Here are the number of new listings for this week over the last several years:
- 2021 72,643
- 2022 71,113
- 2023 55,226
With higher mortgage rates, active inventory should be growing more. This week’s data includes a holiday, so I’m looking for better numbers next week.
Purchase application data
As mortgage rates surpassed 7%, purchase application data had its third straight negative week-to-week print. The only thing that surprised me this time was that I thought purchase application data would actually decline much more than what we saw in the past three weeks. Earlier in the year, the cumulative average of the weekly declines when rates first spiked to 7.10% was -10%. Over these last three weeks, the cumulative decline was -3.93%.
For the year, we are at a wash: after making some holiday adjustments, we have had 10 positive prints versus 10 negative prints. Since Nov. 9, 2020, we have had 17 positive and 10 negative prints. After the big existing home sales report in March, we haven’t had much going on with purchase applications and it will be interesting to see if we get a positive print this week.
Mortgage rates fell and this year purchase applications have traditionally come back with a positive print after a week where the 10-year yield fell, something I talked about earlier in the year on CNBC.
The 10-year yield and mortgage rates
We had a keystone cops week with the bond market and mortgage rates. After the debt ceiling drama ended, we saw a noticeable move lower in bond yields, and rates fell. After the jobs report, the yield increased on Friday, leading to higher mortgage rates.
In my 2023 forecast, I wrote that if the economy stays firm, the 10-year yield range should be between 3.21% and 4.25%, equating to mortgage rates between 5.75% and 7.25%. I have also stressed that the 10-year level between 3.37% and 3.42% would be hard to break lower. I call it the Gandalf line in the sand: “You shall not pass.”
So far in 2023, that line has held up, as the red line in the chart below shows. Mortgage rates have been in the range of 5.99%-7.14%. However, we do have some issues in the mortgage market.

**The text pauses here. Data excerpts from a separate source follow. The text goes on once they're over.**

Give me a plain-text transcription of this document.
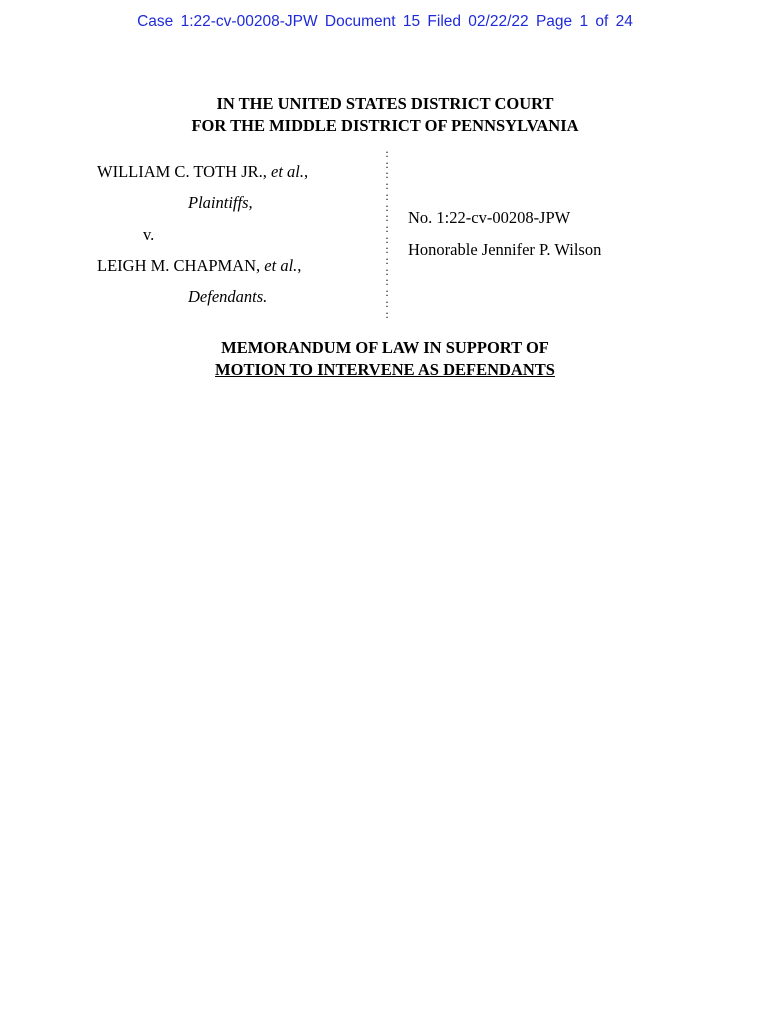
Case 1:22-cv-00208-JPW Document 15 Filed 02/22/22 Page 1 of 24
IN THE UNITED STATES DISTRICT COURT
FOR THE MIDDLE DISTRICT OF PENNSYLVANIA
WILLIAM C. TOTH JR., et al.,
Plaintiffs,
v.
LEIGH M. CHAPMAN, et al.,
Defendants.
:
:
:
:
:
:
:
:
:
:
:
:
:
:
:
:
No. 1:22-cv-00208-JPW
Honorable Jennifer P. Wilson
MEMORANDUM OF LAW IN SUPPORT OF
MOTION TO INTERVENE AS DEFENDANTS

Since the banking crisis started, the spreads between the 10-year yield and 30-year fixed mortgage rates have gotten worse, keeping mortgage rates higher than usual. This has been going on for some time, but the spreads were getting better before the banking crisis started and the Federal Reserve went into emergency clean-up mode.
Getting better spreads can send mortgage rates back to the low 6% level without any help from the bond market. However, there is no sign of that happening anytime soon.

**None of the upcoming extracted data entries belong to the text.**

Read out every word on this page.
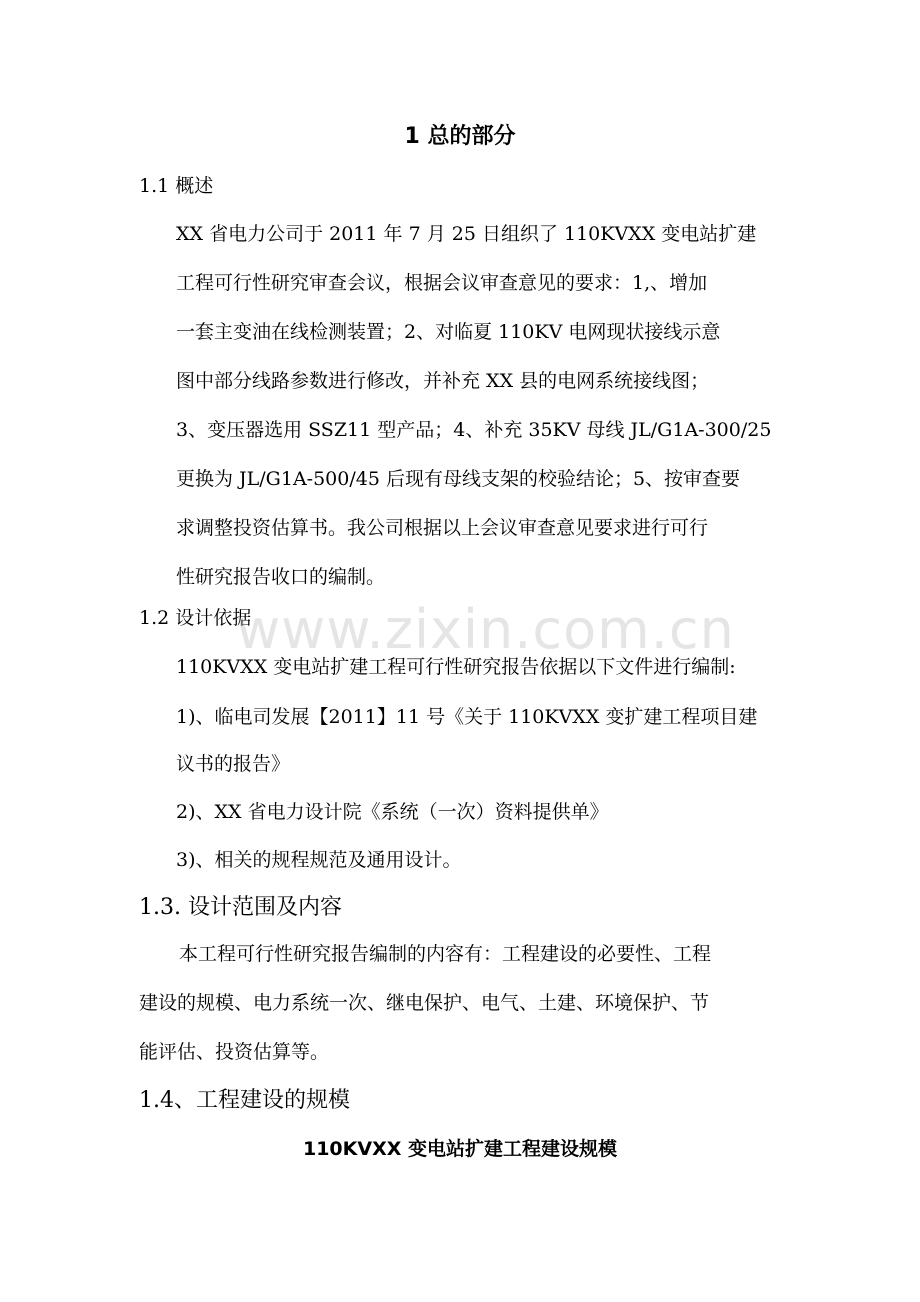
1 总的部分
1.1 概述
XX 省电力公司于 2011 年 7 月 25 日组织了 110KVXX 变电站扩建
工程可行性研究审查会议，根据会议审查意见的要求：1,、增加
一套主变油在线检测装置；2、对临夏 110KV 电网现状接线示意
图中部分线路参数进行修改，并补充 XX 县的电网系统接线图；
3、变压器选用 SSZ11 型产品；4、补充 35KV 母线 JL/G1A-300/25
更换为 JL/G1A-500/45 后现有母线支架的校验结论；5、按审查要
求调整投资估算书。我公司根据以上会议审查意见要求进行可行
性研究报告收口的编制。
1.2 设计依据
110KVXX 变电站扩建工程可行性研究报告依据以下文件进行编制:
1)、临电司发展【2011】11 号《关于 110KVXX 变扩建工程项目建
议书的报告》
2)、XX 省电力设计院《系统（一次）资料提供单》
3)、相关的规程规范及通用设计。
1.3. 设计范围及内容
本工程可行性研究报告编制的内容有：工程建设的必要性、工程
建设的规模、电力系统一次、继电保护、电气、土建、环境保护、节
能评估、投资估算等。
1.4、工程建设的规模
110KVXX 变电站扩建工程建设规模
www.zixin.com.cn
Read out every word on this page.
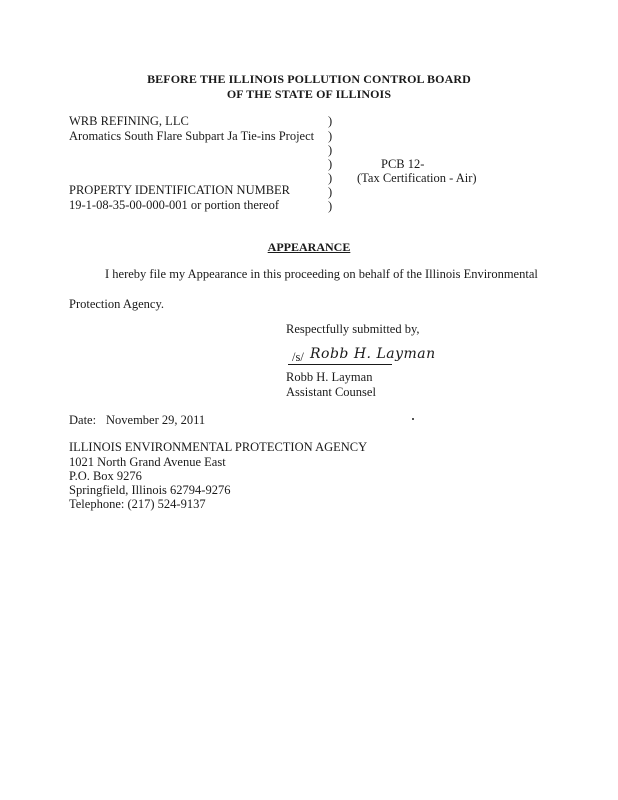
BEFORE THE ILLINOIS POLLUTION CONTROL BOARD
OF THE STATE OF ILLINOIS
WRB REFINING, LLC
Aromatics South Flare Subpart Ja Tie-ins Project
PROPERTY IDENTIFICATION NUMBER
19-1-08-35-00-000-001 or portion thereof
)
)
)
)
)
)
)
PCB 12-
(Tax Certification - Air)
APPEARANCE
I hereby file my Appearance in this proceeding on behalf of the Illinois Environmental
Protection Agency.
Respectfully submitted by,
/s/ Robb H. Layman
Robb H. Layman
Assistant Counsel
Date: November 29, 2011
ILLINOIS ENVIRONMENTAL PROTECTION AGENCY
1021 North Grand Avenue East
P.O. Box 9276
Springfield, Illinois 62794-9276
Telephone: (217) 524-9137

Another aspect of my 2023 forecast was that if jobless claims break over 323,000 on the four-week moving average, the 10-year yield could break under 3.21% and head toward 2.73%. This would send mortgage rates significantly lower than we have seen in 2023 if the spreads improve.
The week ahead: A light economic week
This week doesn’t have much economic news, just the traditional purchase application data and jobless claims with some ISM reports. However, we should have some exciting bond market auctions after the debt ceiling drama ended since the government was running on fumes and needed to issue bonds to pay the bills. Also, it will be interesting to see how the bond market reacts after the last labor report, which I wrote about here.
OPEC is making one of its occasional cuts in oil production because a few countries need oil prices to be above $83 a barrel to make the math work for their budgets. We’ll see how the market responds to that. However, outside of that, we will be tracking to see if the lower mortgage rates helped the weekly purchase application demand data, and, hopefully, inventory growth will pick up this week.
As we get closer and closer to July 4th, I will be keeping an eye on the new listing data, as we are getting closer to the time when we start the seasonal decline in new listing data since we are trending at all-time lows already. the last thing I want to see is this data line take another leg lower toward the end of the year.